Now in order for such $S$ to be the smallest subring of $\mathbb{Z}^{2}$ containing $(2,0)$, every subring of $\mathbb{Z}^{2}$ containing $(2,0)$ must contain $S$. I think it is true by the definition of $S$.
Is $S$ really the smallest subring of $\mathbb{Z}^{2}$ with $(2,0)$ and is there a better way to describe it?
Best Answer
Your description is correct, but it's rather overcomplicated. Note that $(k_i,k_i)^{n_i} = (k_i^{n_i},k_i^{n_i})$, which is also an element of the form $(k,k)$. And similarly, when $m_i>0$, $(2l_i,0)^{m_i} = (2^{m_i}l_i^{m_i},0)$, and $2^{m_i}l_i^{m_i}$ is also even, so this is again an element of the form $(2l,0)$. Finally, we have $(k_i,k_i)(2l_i,0) = (2l_ik_i,0)$, which is again of the form $(2l,0)$. Of course, when $m_j = 0$, $(2l,0)^0 = (1,1)$. So we've reduced your description to a sum of elements of the form $(k,k)$ and elements of the form $(2l,0)$. But a sum of elements of the form $(k,k)$ again has the form $(k,k)$, and a sum of elements of the form $(2l,0)$ again has the form $(2l,0)$. So in total:
You could significantly simply your presentation to $\{(k,k) + (2l,0)\mid k,l\in \mathbb{Z}\}$.
But there's an even cleaner description: Your ring is just $$\{(a,b)\mid a\text{ and }b\text{ have the same parity}\}$$ (i.e. $a$ and $b$ are both even or both odd).
To see this, write $S$ for the smallest subring containing $(2,0)$, and write $P$ for the ring defined above.
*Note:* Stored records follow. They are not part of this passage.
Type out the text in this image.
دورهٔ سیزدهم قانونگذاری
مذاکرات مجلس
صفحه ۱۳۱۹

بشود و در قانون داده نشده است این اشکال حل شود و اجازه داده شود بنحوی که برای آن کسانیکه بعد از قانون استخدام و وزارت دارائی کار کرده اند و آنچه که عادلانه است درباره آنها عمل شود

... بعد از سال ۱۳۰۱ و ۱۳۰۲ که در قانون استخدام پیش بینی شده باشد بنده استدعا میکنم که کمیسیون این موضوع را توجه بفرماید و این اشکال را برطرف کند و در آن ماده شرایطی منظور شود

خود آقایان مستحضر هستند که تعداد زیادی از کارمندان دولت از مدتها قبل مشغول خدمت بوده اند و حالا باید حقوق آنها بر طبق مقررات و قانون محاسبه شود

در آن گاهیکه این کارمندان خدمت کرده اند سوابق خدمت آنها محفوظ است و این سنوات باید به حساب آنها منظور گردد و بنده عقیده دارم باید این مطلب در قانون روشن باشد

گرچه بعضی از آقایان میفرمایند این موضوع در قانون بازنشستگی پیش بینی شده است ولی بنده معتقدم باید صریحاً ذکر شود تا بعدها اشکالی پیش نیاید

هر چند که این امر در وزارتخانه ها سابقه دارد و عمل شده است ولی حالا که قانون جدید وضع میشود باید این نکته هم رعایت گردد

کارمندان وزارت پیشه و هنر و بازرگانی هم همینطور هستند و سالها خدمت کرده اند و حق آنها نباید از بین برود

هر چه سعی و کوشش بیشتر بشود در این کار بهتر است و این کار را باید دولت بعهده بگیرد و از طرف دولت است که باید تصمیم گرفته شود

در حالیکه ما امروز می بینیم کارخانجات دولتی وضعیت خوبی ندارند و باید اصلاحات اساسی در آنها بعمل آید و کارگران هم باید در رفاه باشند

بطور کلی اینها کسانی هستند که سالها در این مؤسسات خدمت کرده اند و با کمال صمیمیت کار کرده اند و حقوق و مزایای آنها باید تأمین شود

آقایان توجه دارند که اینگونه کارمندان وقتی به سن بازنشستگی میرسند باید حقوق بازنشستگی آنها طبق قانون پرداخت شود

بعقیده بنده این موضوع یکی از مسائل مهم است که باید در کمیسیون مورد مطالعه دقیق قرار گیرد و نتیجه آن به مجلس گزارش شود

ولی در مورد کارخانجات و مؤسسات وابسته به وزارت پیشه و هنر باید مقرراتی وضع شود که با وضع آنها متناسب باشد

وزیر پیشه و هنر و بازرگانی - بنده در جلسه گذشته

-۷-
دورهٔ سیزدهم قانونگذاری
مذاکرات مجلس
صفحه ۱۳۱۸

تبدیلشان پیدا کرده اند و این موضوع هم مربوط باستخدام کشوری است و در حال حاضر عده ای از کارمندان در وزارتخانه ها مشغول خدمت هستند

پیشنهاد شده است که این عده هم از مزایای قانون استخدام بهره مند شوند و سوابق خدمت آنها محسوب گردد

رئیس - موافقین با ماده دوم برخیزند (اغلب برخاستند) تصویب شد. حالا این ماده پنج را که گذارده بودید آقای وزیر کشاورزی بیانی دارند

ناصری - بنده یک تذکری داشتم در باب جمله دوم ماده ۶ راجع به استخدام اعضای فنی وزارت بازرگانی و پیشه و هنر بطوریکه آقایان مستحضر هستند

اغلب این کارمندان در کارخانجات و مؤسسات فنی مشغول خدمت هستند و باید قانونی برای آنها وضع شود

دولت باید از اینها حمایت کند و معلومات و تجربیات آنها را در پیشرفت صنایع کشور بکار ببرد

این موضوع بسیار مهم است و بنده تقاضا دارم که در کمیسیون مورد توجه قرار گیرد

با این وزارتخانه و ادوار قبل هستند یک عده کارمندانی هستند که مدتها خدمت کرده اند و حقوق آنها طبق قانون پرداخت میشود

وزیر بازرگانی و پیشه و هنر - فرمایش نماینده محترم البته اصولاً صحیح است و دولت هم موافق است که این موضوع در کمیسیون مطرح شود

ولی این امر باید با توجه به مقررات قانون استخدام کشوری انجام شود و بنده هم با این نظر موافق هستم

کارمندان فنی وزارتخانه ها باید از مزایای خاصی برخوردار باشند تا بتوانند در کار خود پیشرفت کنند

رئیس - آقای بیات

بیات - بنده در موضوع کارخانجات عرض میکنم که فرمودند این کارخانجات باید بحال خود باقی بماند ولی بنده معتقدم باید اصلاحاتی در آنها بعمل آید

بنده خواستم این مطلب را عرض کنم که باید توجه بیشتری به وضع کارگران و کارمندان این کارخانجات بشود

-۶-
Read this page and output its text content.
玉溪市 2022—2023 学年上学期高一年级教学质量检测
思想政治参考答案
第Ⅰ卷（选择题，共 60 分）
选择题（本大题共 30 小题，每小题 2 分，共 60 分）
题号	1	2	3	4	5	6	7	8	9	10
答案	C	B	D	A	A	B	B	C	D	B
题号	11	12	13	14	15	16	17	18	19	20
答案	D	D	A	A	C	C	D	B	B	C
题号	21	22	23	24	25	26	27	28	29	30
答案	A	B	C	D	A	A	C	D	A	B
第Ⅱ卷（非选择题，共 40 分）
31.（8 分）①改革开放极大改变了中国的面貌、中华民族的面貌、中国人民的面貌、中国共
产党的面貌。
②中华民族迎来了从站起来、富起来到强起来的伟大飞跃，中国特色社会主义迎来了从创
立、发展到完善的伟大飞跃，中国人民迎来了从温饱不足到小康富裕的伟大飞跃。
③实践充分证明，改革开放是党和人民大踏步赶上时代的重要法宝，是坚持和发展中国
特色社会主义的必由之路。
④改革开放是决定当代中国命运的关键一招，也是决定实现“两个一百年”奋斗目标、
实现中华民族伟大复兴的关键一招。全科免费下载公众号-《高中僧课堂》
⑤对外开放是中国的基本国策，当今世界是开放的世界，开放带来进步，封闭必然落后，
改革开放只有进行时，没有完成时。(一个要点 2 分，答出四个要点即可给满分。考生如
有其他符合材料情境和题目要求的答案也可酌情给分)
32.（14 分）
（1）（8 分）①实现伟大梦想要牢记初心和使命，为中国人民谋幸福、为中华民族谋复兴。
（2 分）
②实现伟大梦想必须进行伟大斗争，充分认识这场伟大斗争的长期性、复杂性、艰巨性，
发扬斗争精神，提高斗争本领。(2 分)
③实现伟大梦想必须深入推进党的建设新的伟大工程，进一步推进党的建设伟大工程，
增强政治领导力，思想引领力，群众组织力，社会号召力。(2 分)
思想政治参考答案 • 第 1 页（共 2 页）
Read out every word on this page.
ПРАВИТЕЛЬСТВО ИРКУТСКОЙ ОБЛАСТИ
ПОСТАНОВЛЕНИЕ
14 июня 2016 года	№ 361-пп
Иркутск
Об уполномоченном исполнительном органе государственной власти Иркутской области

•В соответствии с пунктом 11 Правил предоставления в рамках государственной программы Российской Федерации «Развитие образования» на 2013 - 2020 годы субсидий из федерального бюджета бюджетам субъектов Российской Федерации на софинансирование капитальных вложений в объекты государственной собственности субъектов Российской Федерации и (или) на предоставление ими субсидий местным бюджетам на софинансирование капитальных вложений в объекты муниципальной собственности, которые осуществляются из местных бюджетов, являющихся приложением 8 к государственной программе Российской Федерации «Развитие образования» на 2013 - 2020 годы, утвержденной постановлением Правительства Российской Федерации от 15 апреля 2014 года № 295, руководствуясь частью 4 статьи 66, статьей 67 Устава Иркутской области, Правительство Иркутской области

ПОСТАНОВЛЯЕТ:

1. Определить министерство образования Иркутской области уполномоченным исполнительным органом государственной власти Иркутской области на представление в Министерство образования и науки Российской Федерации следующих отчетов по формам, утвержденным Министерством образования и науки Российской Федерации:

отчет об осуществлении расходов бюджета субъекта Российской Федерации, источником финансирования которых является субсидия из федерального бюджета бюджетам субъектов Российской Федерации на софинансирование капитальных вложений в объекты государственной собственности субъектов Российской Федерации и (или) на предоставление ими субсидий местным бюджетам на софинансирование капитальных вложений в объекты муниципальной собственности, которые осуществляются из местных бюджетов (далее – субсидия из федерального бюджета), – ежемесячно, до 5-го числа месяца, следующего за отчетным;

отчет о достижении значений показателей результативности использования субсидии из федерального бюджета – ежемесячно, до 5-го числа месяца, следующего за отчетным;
Now if $a$ and $b$ have the same parity, then $(a-b) = 2k$ for some $k\in \mathbb{Z}$, so we can write $(a,b) = b(1,1) + k(2,0)$, and thus $(a,b)\in S$. So $P\subseteq S$. Conversely, it is easy to check that $P$ is closed under addition and multiplication and contains $(1,1)$ and $(2,0)$, so it is a subring of $\mathbb{Z}^2$ containing $(2,0)$, and thus $S\subseteq P$.